Une affaire liée à une usine en Turquie
Le litige trouve son origine dans l’usine Kosan Kozmetik, située dans la zone industrielle de Gebze, près d’Istanbul.
Cette filiale produisait des cosmétiques pour le groupe Yves Rocher. En 2018, plusieurs salariés avaient dénoncé leurs conditions de travail lors d’un conflit social.
Parmi les accusations formulées figuraient des cadences de production très élevées, l’exposition à des vapeurs de produits chimiques et des mesures de sécurité jugées insuffisantes.

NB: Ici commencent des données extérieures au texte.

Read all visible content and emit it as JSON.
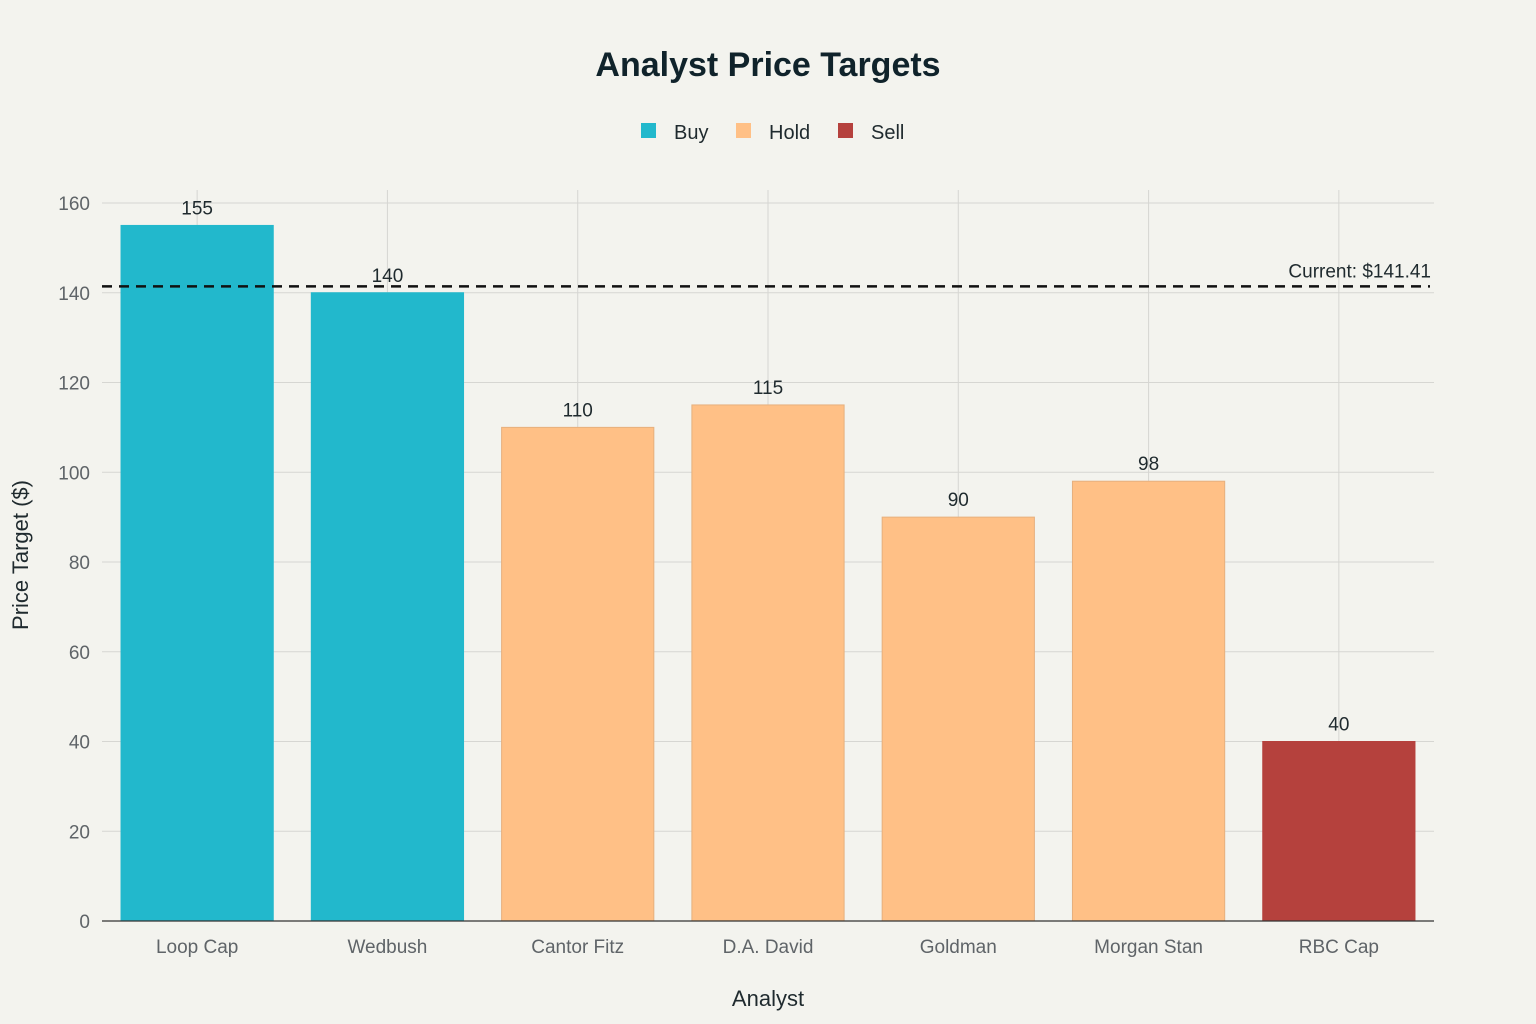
{
  "chart_data": {
    "type": "bar",
    "title": "Analyst Price Targets",
    "xlabel": "Analyst",
    "ylabel": "Price Target ($)",
    "ylim": [
      0,
      160
    ],
    "yticks": [
      0,
      20,
      40,
      60,
      80,
      100,
      120,
      140,
      160
    ],
    "grid": true,
    "legend": {
      "placement": "top-center",
      "items": [
        {
          "name": "Buy",
          "color": "#22b8cc"
        },
        {
          "name": "Hold",
          "color": "#ffc086"
        },
        {
          "name": "Sell",
          "color": "#b5413d"
        }
      ]
    },
    "categories": [
      "Loop Cap",
      "Wedbush",
      "Cantor Fitz",
      "D.A. David",
      "Goldman",
      "Morgan Stan",
      "RBC Cap"
    ],
    "values": [
      155,
      140,
      110,
      115,
      90,
      98,
      40
    ],
    "ratings": [
      "Buy",
      "Buy",
      "Hold",
      "Hold",
      "Hold",
      "Hold",
      "Sell"
    ],
    "reference_line": {
      "value": 141.41,
      "label": "Current: $141.41",
      "style": "dashed",
      "color": "#111111"
    }
  }
}
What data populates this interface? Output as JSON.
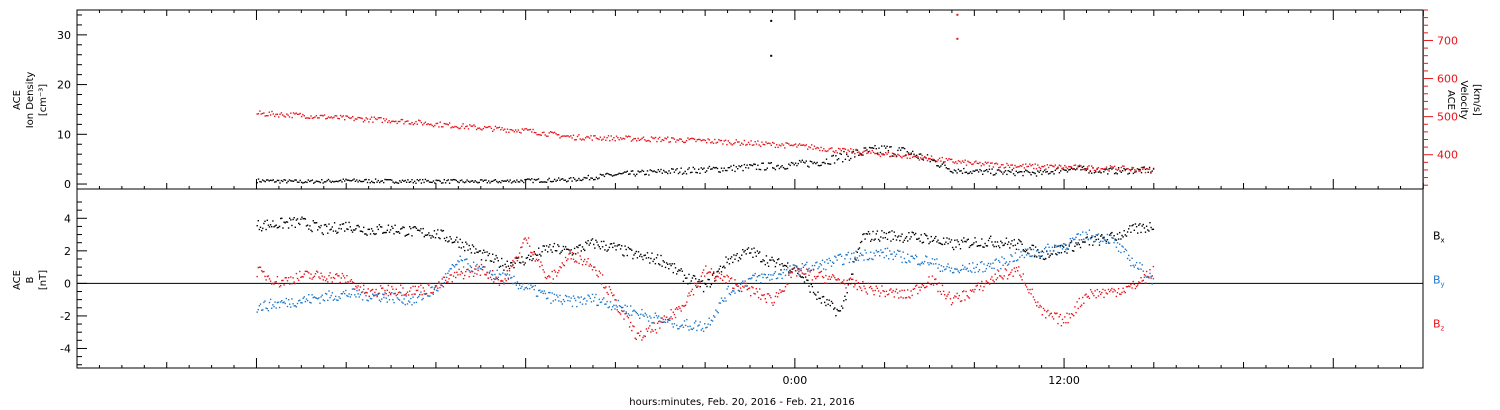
{
  "chart_data": [
    {
      "type": "scatter",
      "panel": "top",
      "ylabel_left": [
        "ACE",
        "Ion Density",
        "[cm⁻³]"
      ],
      "ylabel_right": [
        "ACE",
        "Velocity",
        "[km/s]"
      ],
      "ylim_left": [
        -1,
        35
      ],
      "ylim_right": [
        310,
        780
      ],
      "left_ticks": [
        0,
        10,
        20,
        30
      ],
      "right_ticks": [
        400,
        500,
        600,
        700
      ],
      "colors": {
        "density": "#000000",
        "velocity": "#e8141b"
      },
      "series": [
        {
          "axis": "left",
          "color": "#000000",
          "x": [
            -24,
            -22,
            -20,
            -18,
            -16,
            -14,
            -12,
            -10,
            -9,
            -8,
            -6,
            -4,
            -2,
            0,
            1,
            2,
            3,
            4,
            5,
            6,
            7,
            8,
            9,
            10,
            11,
            12,
            13,
            14,
            15,
            16
          ],
          "y": [
            0.8,
            0.6,
            0.8,
            0.7,
            0.7,
            0.6,
            0.8,
            1.0,
            1.5,
            2.0,
            2.6,
            3.0,
            3.5,
            4.0,
            4.5,
            5.5,
            6.5,
            7.0,
            6.5,
            5.0,
            3.0,
            2.6,
            2.5,
            2.4,
            2.3,
            3.2,
            3.0,
            2.8,
            2.8,
            3.0
          ],
          "spikes": [
            {
              "x": -1.1,
              "y": 33
            },
            {
              "x": -1.1,
              "y": 26
            }
          ]
        },
        {
          "axis": "right",
          "color": "#e8141b",
          "x": [
            -24,
            -22,
            -20,
            -18,
            -16,
            -14,
            -12,
            -10,
            -8,
            -6,
            -4,
            -2,
            0,
            1,
            2,
            3,
            4,
            5,
            6,
            7,
            8,
            9,
            10,
            11,
            12,
            13,
            14,
            15,
            16
          ],
          "y": [
            510,
            505,
            497,
            492,
            482,
            472,
            465,
            448,
            445,
            442,
            438,
            432,
            425,
            420,
            412,
            408,
            403,
            398,
            392,
            384,
            378,
            375,
            372,
            370,
            369,
            367,
            366,
            364,
            360
          ],
          "spikes": [
            {
              "x": 7.2,
              "y": 770
            },
            {
              "x": 7.2,
              "y": 707
            }
          ]
        }
      ]
    },
    {
      "type": "scatter",
      "panel": "bottom",
      "ylabel_left": [
        "ACE",
        "B",
        "[nT]"
      ],
      "ylim": [
        -5.2,
        5.8
      ],
      "ticks": [
        -4,
        -2,
        0,
        2,
        4
      ],
      "zero_line": true,
      "series": [
        {
          "name": "Bx",
          "color": "#000000",
          "x": [
            -24,
            -23,
            -22,
            -21,
            -20,
            -19,
            -18,
            -17,
            -16,
            -15,
            -14,
            -13,
            -12,
            -11,
            -10,
            -9,
            -8,
            -7,
            -6,
            -5,
            -4,
            -3,
            -2,
            -1,
            0,
            1,
            2,
            3,
            4,
            5,
            6,
            7,
            8,
            9,
            10,
            11,
            12,
            13,
            14,
            15,
            16
          ],
          "y": [
            3.6,
            3.7,
            3.8,
            3.3,
            3.6,
            3.3,
            3.4,
            3.2,
            3.1,
            2.6,
            1.8,
            1.2,
            1.5,
            2.2,
            2.0,
            2.5,
            2.2,
            1.7,
            1.5,
            0.5,
            -0.2,
            1.5,
            2.0,
            1.3,
            1.0,
            -0.8,
            -1.8,
            2.9,
            3.0,
            2.9,
            2.8,
            2.4,
            2.6,
            2.6,
            2.4,
            1.8,
            2.2,
            2.6,
            2.8,
            3.3,
            3.6
          ]
        },
        {
          "name": "By",
          "color": "#1f78c8",
          "x": [
            -24,
            -23,
            -22,
            -21,
            -20,
            -19,
            -18,
            -17,
            -16,
            -15,
            -14,
            -13,
            -12,
            -11,
            -10,
            -9,
            -8,
            -7,
            -6,
            -5,
            -4,
            -3,
            -2,
            -1,
            0,
            1,
            2,
            3,
            4,
            5,
            6,
            7,
            8,
            9,
            10,
            11,
            12,
            13,
            14,
            15,
            16
          ],
          "y": [
            -1.4,
            -1.2,
            -1.0,
            -0.8,
            -0.6,
            -0.7,
            -0.8,
            -1.0,
            -0.3,
            1.4,
            0.8,
            0.4,
            -0.2,
            -0.8,
            -1.1,
            -0.9,
            -1.3,
            -1.8,
            -2.2,
            -2.5,
            -2.6,
            -0.5,
            0.3,
            0.5,
            0.9,
            1.1,
            1.5,
            1.8,
            1.9,
            1.6,
            1.4,
            0.8,
            1.0,
            1.2,
            1.8,
            2.0,
            2.4,
            3.0,
            2.8,
            1.4,
            0.2
          ]
        },
        {
          "name": "Bz",
          "color": "#e8141b",
          "x": [
            -24,
            -23,
            -22,
            -21,
            -20,
            -19,
            -18,
            -17,
            -16,
            -15,
            -14,
            -13,
            -12,
            -11,
            -10,
            -9,
            -8,
            -7,
            -6,
            -5,
            -4,
            -3,
            -2,
            -1,
            0,
            1,
            2,
            3,
            4,
            5,
            6,
            7,
            8,
            9,
            10,
            11,
            12,
            13,
            14,
            15,
            16
          ],
          "y": [
            0.8,
            0.1,
            0.5,
            0.5,
            0.3,
            -0.6,
            -0.3,
            -0.4,
            -0.2,
            0.6,
            0.9,
            0.1,
            2.8,
            0.2,
            1.8,
            1.2,
            -1.2,
            -3.3,
            -2.5,
            -1.2,
            0.8,
            0.2,
            -0.4,
            -1.0,
            0.8,
            0.5,
            0.2,
            -0.2,
            -0.5,
            -0.7,
            0.3,
            -1.0,
            -0.4,
            0.5,
            0.8,
            -1.8,
            -2.3,
            -0.6,
            -0.5,
            -0.2,
            0.8
          ]
        }
      ],
      "legend": [
        "B",
        "B",
        "B"
      ],
      "legend_subs": [
        "x",
        "y",
        "z"
      ]
    }
  ],
  "x_axis": {
    "xlim": [
      -32,
      28
    ],
    "ticks": [
      0,
      12
    ],
    "tick_labels": [
      "0:00",
      "12:00"
    ],
    "xlabel": "hours:minutes, Feb. 20, 2016 - Feb. 21, 2016"
  }
}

Des salariés avaient également évoqué des discriminations salariales, notamment envers les femmes.
Un manquement au devoir de vigilance reconnu

Dans son jugement, le tribunal estime que le groupe Yves Rocher avait connaissance des risques liés à l’atteinte à la liberté syndicale dans cette filiale.
Les magistrats ont également considéré que les plans de vigilance adoptés par l’entreprise en 2017 et 2018 étaient incomplets.
Selon la décision, la cartographie des risques établie par le groupe ne concernait que ses fournisseurs et ses achats, sans inclure ses propres filiales, ce qui constitue une défaillance importante au regard de la loi.
Une loi française applicable même à l’étranger
Le groupe Yves Rocher avait soutenu que le droit turc devait s’appliquer à cette affaire.